Lay Your Sleeping Head
Michael Nava
Kórima Press, 2016 (originally published 2013)
Five stars
This book is gay noir fiction at its very best. Not since I started reading Marshall Thornton’s Nick Nowack series, set in Chicago in the early 1980s, have I come across a writer who so vividly captures the feeling of a moment in our history as it was experienced by gay men. Interestingly, Michael Nava’s “Lay Your Sleeping Head” takes place in the same time period, but in San Francisco and its adjacent peninsula. This in turn brings to mind Frank W. Butterfield’s wonderful series of Nick Williams mystery novels set San Francisco in the 1950s. But whereas Butterfield is full of light and love, Nava is all shadows and sadness.
But what shadows they are.
“The city was filled with such shadows, as if it were a living thing with secrets and troubled memories.”
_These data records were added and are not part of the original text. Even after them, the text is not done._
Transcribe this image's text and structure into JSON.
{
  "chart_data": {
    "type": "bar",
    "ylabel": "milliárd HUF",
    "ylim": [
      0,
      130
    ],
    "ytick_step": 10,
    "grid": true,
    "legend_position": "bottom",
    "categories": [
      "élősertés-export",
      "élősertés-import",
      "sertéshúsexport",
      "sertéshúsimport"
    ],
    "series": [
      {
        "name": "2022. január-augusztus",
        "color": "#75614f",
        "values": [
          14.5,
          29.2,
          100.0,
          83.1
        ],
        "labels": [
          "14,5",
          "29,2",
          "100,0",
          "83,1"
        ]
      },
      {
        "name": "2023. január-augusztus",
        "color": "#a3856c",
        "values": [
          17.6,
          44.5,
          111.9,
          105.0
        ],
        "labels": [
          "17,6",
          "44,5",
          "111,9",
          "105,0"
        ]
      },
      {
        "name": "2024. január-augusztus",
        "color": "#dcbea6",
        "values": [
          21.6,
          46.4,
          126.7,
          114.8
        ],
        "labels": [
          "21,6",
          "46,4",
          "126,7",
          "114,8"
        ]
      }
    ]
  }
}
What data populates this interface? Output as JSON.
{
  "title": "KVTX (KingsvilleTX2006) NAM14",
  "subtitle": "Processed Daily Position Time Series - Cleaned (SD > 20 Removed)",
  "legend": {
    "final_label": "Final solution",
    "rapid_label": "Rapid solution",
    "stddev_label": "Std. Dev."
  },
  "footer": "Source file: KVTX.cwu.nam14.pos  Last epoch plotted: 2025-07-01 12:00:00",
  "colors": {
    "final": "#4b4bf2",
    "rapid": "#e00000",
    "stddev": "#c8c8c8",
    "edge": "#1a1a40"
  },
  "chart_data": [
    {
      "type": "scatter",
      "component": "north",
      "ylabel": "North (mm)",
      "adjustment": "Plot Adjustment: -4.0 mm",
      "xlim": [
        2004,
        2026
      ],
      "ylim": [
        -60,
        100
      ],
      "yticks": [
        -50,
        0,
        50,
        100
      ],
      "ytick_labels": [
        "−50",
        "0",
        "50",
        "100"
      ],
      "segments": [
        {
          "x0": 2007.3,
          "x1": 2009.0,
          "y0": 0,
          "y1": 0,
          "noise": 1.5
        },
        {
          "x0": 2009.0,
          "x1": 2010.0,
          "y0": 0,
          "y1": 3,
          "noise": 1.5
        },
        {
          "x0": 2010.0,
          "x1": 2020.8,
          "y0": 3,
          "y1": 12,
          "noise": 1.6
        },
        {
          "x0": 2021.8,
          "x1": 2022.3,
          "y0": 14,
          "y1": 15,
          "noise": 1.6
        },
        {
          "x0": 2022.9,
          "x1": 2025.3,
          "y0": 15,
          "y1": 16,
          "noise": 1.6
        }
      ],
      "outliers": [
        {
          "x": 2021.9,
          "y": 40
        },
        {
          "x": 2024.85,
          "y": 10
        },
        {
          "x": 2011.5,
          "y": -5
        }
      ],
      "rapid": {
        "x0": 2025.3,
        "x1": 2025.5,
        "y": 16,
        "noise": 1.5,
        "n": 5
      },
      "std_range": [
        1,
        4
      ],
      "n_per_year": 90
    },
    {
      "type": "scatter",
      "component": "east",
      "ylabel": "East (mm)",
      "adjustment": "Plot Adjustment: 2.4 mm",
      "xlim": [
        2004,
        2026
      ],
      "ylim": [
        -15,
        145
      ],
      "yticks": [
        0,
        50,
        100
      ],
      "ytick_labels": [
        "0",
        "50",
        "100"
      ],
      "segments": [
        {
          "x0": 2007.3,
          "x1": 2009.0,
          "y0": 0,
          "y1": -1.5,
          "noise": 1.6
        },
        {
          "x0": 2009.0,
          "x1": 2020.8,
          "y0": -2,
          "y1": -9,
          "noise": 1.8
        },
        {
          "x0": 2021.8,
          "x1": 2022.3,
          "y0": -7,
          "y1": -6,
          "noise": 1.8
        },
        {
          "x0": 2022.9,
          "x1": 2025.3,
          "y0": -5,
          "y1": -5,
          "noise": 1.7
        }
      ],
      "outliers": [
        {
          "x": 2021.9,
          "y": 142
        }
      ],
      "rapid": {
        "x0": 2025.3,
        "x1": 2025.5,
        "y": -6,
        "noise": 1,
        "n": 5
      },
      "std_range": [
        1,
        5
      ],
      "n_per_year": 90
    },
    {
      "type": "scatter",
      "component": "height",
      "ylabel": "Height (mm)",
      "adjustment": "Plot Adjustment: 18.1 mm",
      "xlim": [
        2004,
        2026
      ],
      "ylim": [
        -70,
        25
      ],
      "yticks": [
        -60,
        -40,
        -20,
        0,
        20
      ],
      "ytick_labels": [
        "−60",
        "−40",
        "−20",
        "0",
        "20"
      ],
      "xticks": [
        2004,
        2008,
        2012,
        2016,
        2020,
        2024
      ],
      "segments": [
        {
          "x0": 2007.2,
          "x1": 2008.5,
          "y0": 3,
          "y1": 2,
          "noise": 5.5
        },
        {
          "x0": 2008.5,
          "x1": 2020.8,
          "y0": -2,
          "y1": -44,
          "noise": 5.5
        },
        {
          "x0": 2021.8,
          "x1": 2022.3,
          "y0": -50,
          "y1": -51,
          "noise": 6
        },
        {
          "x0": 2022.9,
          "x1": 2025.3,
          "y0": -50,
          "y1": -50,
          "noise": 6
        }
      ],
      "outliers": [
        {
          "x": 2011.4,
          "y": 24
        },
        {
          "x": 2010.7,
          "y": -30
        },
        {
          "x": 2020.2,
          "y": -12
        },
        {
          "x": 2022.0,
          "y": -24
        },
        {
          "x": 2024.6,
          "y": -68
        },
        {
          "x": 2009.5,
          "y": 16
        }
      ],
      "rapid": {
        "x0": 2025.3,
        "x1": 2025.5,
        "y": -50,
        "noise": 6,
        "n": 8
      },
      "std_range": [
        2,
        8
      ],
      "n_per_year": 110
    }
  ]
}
Of course I hesitated, because I’m a romance kind of guy, and this book has been sitting on my Kindle for a while as I steeled myself to read it. I’m the same age as the author, and I’ve become very leery of unhappy endings. However, what I had read about Michael Nava’s Henry Rios books, particularly the re-edited first volume in the series, “Lay Your Sleeping Head,” made it too tempting. When I finished the book I was sad, but I wasn’t sorry.
“Lay Your Sleeping Head” is a love story that veers into tragedy that turns into a detective story about murder, madness and the dark underbelly of American capitalism. In its way, Nava’s perspective is as biased as Frank Butterfield’s evocation of Gilded Age San Franciscan wealth; but his elegant grittiness makes it very real.
“The windows, separated by pilasters, were heavily draped, apparently to block out the view of the twentieth century.”
Michael Nava’s writing is beautiful. Anyone who thinks mysteries can’t be literary needs to pay attention to his prose. Henry Rios is a remarkable character, a heroic anti-hero. Idealistic, romantic, a poster-boy for pulling oneself up by one’s bootstraps, Henry is a Mexican boy from the Central Valley who found his way to Linden University (a thinly veiled avatar for Stanford) and set out to save the world as a public defender. He fled a hateful family and found salvation, ironically, at a university founded by wealth tainted with blood.
Hugh Paris (“he looked like a trust fund baby and sounded like a street queen”) is a self-defined “wastrel,” a term that, to me, manages to invoke all the Victorian literature I devoured in the 1970s and 80s; but which for Nava is used to trigger images of San Francisco’s Gilded Age, when robber barons’ mansions crowned Nob Hill. His family is horrific as well, but in a different way, and their badness is wrapped in the self-justification of wealth and power. There is a tragic quality to Hugh, a young man struggling to climb out of the pit of his own errors. He is no wounded innocent; unlike Henry he has done terrible things But we love him (or I did, anyway) as much as Henry does.
Every ancillary character, from San Francisco cops to members of Hugh’s family, are intensely drawn to achieve a purpose. There are small roles, but there are no walk-ons here. I particularly liked Grant Hancock. A childhood friend of Hugh’s, his role is complex and important. Part of his job in this book is to prove that not all rich people are bad. But Hancock becomes profoundly involved in the unravelling of the story, shedding light and casting shadows in equal parts.
I’m not sure I’ll be able to read the other Henry Rios books. There is one mention of “gay cancer” in this volume, and I can see where history will take Henry as he moves on into the 1980s. Having, like Michael Nava, survived the 1980s, and having relived them in Marshall Thornton’s “Boys Town” books, I’m not sure I can do it again. We’ll see. This was a remarkable novel. I suspect the others are as well.